Last Friday evening some of the promoters of
the Citizens' movement organized a club to be called "The Good Government
Club of Cortland, N. Y." If it adheres to the platform adopted it will be
non-sectarian and non-partisan.
About 100,000 brook trout were received in
Cortland by Mr. C. F. Thompson on Wednesday from the State hatchery at Caledonia
to stock the streams in this vicinity, making in all about 200,000 trout that
have been placed in the streams in this section this spring.
It is in order perhaps for the DEMOCRAT to
say that on March 3rd, 1893, the Commissioners of Union Free School, No. 1, published
a statement of expenditures incurred in building the City School, and that they
were not influenced by partisanship when they appointed a good Democrat to the
position of Superintendent and in so doing secured an admirable official.
SCOTT.
Alvah Clark expects to go to Allegany County
to work for his brother, Roscoe.
Mr. Gransberry and wife of the Salvation Army
were at church last Seventh day.
Mr. Donovan of this town has hired to Oscar
Fisher of Spafford for the season.
There will be a maple sugar festival at the
M. E. church in Scott on Saturday evening, March 23rd, 1895.

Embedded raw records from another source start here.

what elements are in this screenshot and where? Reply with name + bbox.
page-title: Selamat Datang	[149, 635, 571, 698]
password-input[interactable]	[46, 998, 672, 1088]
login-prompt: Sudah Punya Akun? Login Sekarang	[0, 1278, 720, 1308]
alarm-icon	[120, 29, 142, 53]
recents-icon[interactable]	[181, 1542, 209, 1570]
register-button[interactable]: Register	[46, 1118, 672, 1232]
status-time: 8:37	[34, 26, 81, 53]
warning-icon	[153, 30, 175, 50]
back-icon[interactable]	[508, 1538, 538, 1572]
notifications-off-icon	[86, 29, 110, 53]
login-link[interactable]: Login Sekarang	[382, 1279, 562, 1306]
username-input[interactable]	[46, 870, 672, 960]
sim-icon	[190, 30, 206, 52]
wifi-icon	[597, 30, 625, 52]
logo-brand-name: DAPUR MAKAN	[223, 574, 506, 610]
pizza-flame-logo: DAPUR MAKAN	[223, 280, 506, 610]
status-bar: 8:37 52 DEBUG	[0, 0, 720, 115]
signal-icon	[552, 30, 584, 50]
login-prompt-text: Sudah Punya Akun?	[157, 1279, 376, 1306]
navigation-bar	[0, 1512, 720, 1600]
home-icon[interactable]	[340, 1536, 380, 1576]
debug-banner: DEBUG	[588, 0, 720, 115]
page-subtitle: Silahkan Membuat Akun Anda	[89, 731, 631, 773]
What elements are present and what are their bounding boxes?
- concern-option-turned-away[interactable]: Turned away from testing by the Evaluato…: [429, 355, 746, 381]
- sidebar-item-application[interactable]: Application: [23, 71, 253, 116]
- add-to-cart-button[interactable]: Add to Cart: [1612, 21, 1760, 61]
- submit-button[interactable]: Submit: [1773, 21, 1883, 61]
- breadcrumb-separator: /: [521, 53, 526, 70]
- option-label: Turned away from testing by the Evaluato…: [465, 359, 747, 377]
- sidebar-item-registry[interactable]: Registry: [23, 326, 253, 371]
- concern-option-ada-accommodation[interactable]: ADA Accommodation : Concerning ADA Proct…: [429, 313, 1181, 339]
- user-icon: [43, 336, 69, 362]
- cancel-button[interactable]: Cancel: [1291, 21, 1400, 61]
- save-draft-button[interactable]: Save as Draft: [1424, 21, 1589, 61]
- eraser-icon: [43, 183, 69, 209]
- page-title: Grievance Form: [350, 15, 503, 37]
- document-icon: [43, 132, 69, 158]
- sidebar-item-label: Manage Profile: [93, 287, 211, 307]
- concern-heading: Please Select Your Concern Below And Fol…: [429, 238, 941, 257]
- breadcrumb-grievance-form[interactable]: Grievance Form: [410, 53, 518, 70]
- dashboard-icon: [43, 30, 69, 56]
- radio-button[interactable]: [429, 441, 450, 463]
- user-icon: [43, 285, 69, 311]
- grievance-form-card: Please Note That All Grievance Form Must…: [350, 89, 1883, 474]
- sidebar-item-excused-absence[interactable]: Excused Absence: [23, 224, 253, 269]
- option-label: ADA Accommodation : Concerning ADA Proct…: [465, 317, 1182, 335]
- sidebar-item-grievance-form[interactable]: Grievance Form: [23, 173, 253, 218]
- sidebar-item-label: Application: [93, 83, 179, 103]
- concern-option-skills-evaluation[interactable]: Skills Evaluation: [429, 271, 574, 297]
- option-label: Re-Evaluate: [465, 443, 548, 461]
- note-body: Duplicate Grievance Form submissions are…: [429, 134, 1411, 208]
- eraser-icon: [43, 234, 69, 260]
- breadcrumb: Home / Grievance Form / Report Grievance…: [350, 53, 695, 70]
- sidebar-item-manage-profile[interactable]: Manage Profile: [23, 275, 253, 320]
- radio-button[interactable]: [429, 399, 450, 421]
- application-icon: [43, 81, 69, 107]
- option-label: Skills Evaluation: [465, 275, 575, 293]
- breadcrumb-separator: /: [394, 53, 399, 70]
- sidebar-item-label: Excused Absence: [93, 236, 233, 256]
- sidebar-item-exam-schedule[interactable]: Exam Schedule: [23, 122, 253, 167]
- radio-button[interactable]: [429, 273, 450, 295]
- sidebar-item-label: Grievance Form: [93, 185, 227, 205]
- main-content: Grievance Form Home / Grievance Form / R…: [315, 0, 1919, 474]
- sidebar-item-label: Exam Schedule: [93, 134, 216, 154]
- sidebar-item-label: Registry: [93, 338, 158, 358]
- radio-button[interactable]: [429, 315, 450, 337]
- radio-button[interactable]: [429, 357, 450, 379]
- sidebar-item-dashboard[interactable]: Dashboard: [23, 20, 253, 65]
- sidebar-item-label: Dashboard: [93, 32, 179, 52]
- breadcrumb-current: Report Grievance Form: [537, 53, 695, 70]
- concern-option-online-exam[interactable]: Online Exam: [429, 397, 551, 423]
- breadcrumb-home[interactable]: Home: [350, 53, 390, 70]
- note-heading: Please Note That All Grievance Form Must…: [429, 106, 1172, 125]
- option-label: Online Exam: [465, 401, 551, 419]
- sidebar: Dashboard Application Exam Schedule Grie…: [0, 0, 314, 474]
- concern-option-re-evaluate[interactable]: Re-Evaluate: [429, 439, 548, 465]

Alfred Howard and not Alfred Harris will run
a meat market in Scott this year, having rented the dwelling house of W. H.
Morgan in Scott.
The result of the charter election in Cortland
shows what can be done when the temperance people make up their minds to work
together.
Austin Brown has bought the Avery Burdick
house and lot located just below the Central hotel. Consideration $700. Mr. Brown
will move from his farm on to it in the near future.
PREBLE.
Dr. H. D. Hunt, our popular postmaster and
merchant, has sold his entire stock of goods and drugs to A. H. Van Hoesen and
H. J. Cummings, and they expect to take possession this week. Mr. Cummings
has had quite a little experience in the mercantile business. Whether Mr. Van Hoesen
will sell goods in the store I do not know. Dr. Hunt intends to give all his
time to his practice.
The case of the people against A. R. Randall
was tried at the town hall last Saturday
before Squire Collier and the charge was assault. About a week before, Randall (as
the evidence and report would show) came to Kelley's with an old horse and
wanted to trade horses. Randall, who is said to be quite deaf, claimed he did trade.
Kelly said he did not trade, but allowed Randall to put his horse in the barn
for the night as Randall said he had no place to put him. After Randall left in
the evening the horses commenced to kick and Kelley took the horse out that Randall
put in, and put him in a neighbor's shed with some colts. Randall came next
morning before Kelley was up and took the Kelley horse out of Kelley's barn and
took him 40 or 50 rods down in the lot, went and cut the horses throat and as
Beaty testified then went towards Preble depot. A day or two after as Randall
was going by Kelley's house, Kelley went out and called after him and Randall
says he was shaking his fists, and Kelly denies that he was, but when Kelley
was within 40 or 50 feet, Randall pulled out a revolver and pointed it at Kelley
and told Kelley if he came a step nearer he would blow his brains out. Kelley
stopped and went back, and Randall went on. The evidence showed that the
revolver was a 32 caliber double acting revolver and was loaded at the time.